Finding a vector maximising and minimising the inner product on two others vectors I'm tying to solve a simple linear algebra problem. Let us assume that I have a vector space of dimension $R^N$. In that space I know two vectors $u$ and $v$. I want to find a vector $w$ that maximizes the inner product with $u$ but which minimizes the inner product with $v$ (ideally with a null product : $\int v(r)\cdot w(r)\cdot dr = 0$).

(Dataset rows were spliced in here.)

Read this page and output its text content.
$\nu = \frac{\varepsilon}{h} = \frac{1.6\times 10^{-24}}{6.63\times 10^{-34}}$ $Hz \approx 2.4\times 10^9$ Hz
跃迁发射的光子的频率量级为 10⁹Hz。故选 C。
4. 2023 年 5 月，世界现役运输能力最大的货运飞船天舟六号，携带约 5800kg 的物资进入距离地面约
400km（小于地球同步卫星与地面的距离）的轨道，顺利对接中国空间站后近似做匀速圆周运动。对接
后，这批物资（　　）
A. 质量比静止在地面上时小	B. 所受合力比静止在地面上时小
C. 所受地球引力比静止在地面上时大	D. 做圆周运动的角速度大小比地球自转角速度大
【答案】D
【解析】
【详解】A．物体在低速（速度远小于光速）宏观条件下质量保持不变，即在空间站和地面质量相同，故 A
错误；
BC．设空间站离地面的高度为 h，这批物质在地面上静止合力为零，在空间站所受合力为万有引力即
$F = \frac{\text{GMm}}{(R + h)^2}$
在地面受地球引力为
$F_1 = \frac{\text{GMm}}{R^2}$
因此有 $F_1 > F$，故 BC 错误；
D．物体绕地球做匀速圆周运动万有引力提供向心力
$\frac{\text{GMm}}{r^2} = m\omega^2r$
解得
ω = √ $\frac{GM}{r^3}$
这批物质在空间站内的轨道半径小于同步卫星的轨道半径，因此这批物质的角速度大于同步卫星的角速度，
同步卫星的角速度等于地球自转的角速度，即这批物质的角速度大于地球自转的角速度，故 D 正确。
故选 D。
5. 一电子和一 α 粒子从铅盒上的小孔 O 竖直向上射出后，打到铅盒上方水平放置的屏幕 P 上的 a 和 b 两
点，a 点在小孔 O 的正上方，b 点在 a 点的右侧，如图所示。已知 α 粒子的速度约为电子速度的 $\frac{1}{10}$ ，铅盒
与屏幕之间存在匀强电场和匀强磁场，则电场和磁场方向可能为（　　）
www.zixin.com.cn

As far as I can understand, the vector $w$ is part of the hyperplan $D$ orthogonal to $v$, and is just the orthonormal projection $P$ of $u$ on it. We can requiere $w$ to be of unity norm for the unicity solution. Is there anyway to solve this problem from a generic set of vector $u$ and $v$ ? I think that this problem is a quite known problem that has been solved centuries ago but I didn't manage to find its name, does anyone know some documentations somewhere that formulate the algorithm to solve for it ?
 A: Apparently I don’t have enough reputation to comment, but you may need to give a little more information. For example, if we can find an orthogonal vector to $v$, call is $w$, that is not orthogonal to $u$, we can scale it to make the inner product of $w$ and $u$ as large as you want while the inner product of $w$ and $v$ is 0. So maybe you need more restrictions?
Also, by generic set of vectors $u$ and $v$, do you mean multiple $v_i$ vectors and same for $u_i$? If so, finding a vector orthogonal to all $v_i$ is just solving a system of linear equations right? Just take the dot product of an arbitrary $w$ and each $v_i$. Don’t know if this helps and sorry I can’t comment this stuff.
Edit in response to comment:
If you are restricted to unit vectors, it’ll help to find an orthonormal basis for the space orthogonal to $v$. I think something like Graham-Schmidt should do the trick, where you start with $v$ and any basis for the space. You’ll have one vector go to zero and throw that out, the other $n-1$ should have the needed info. Once you do this, you can project $u$ onto this space more easily and I think that should be the answer you want.